Alejandro: It makes sense. Mike, if you were to go to sleep tonight and you were to wake up in five years, and you wake up in a world where the vision is fully realized of Figure, what would that look like?
Mike Cagney: Figure will be a great financial platform, and hopefully, it’s a ubiquitous household name as a financial solutions provider. I think what we really want is to see blockchain become ubiquitous within the financial ecosystem. What we realize on the blockchain is, part of the value is disintermediating the existing run seeking, the custodians, the administrators, the trustees. Part of it is introducing efficiency to your own operation. So, reduction of staffing expense and timing and delivery. Part of it is creating new product opportunities that weren’t possible before blockchain. For example, we’re doing a transaction in Asia where a lender’s taking Indonesian auto loans into a Singapore SPV and creating fractionalized ownership interest and selling them through their wealth channel in another country. You just wouldn’t be able to do that without blockchain.
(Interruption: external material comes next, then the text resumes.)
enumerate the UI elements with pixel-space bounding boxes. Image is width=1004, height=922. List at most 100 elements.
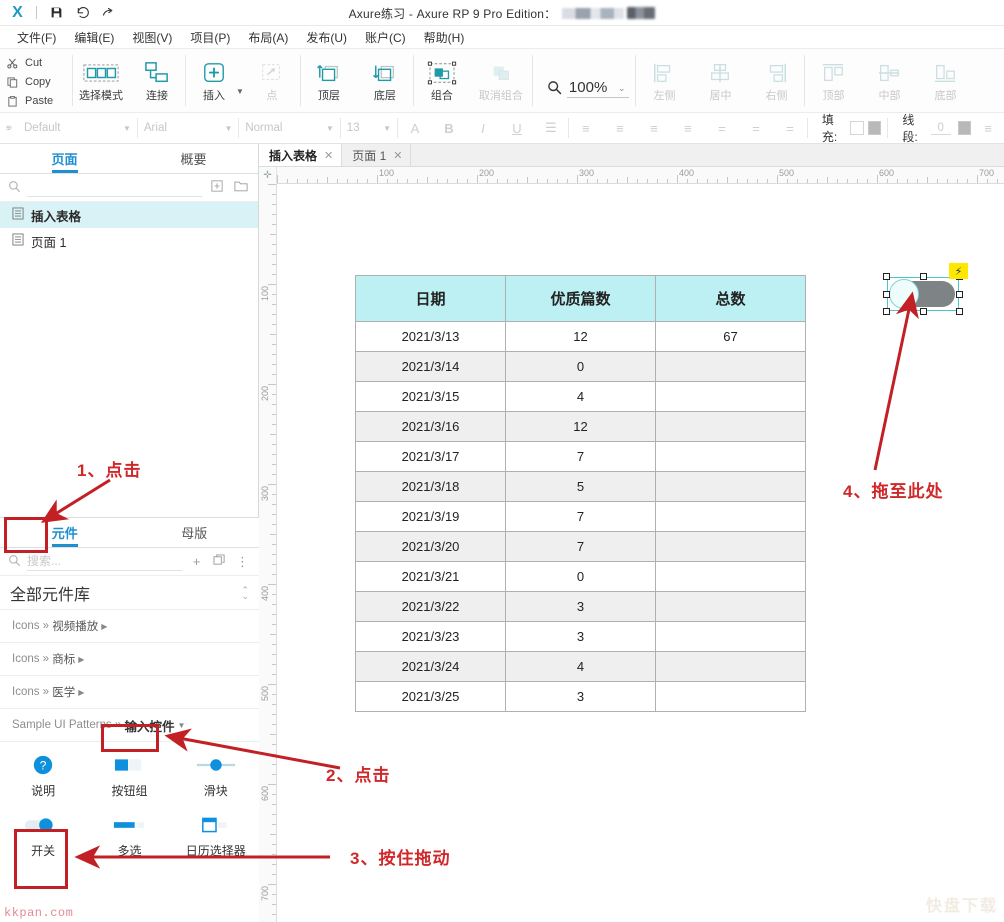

So, I’d love to see in five years, rather than people saying, “I’m blockchain-enabled, or I’m leveraging blockchain.” I’d like to see it used as ubiquitous as the internet. No one today says, “I’m an internet company.” It’s just a de facto given. I know it’s a short span, five years, but I’d love to see the adoption happen that fast.
Alejandro: One of the questions that I typically ask the guests that we have on the show, Mike, is if you had the opportunity to go back in time and have a chat with that younger self before launching a business, where you had the opportunity to give that younger self one piece of business advice knowing what you know now, what would that be and why?
Mike Cagney: It would be a challenging conversation because much-younger Mike was a jackass, so I don’t know if much-younger Mike would listen to older, seasoned, wise Mike. I think there’s a wealth of learnings that I’ve had the opportunity to experience. I’m very appreciative that I’ve had that opportunity and continue to have opportunities. I think probably the most important thing I would try to impress on younger me is the importance of building the right culture within an organization and hiring to culture, not to ability. I’ve seen the benefit of that at Figure. I’ve seen what happens when everyone’s rowing in the same direction, and you have an organization that rallies behind itself. It’s just a huge impact. That’s probably the single, most important piece of advice I’d deliver. Whether I’d listen to it or not as younger me, I don’t know, but I’d certainly deliver it.
Alejandro: Really cool. For the folks that are listening, Mike, what is the best way for them to reach out and say hi?
Mike Cagney: On LinkedIn, Twitter, either one.
Alejandro: Amazing. Well, Mike, thank you so much for being on the DealMakers show today.
Mike Cagney: Great. Thanks for having me.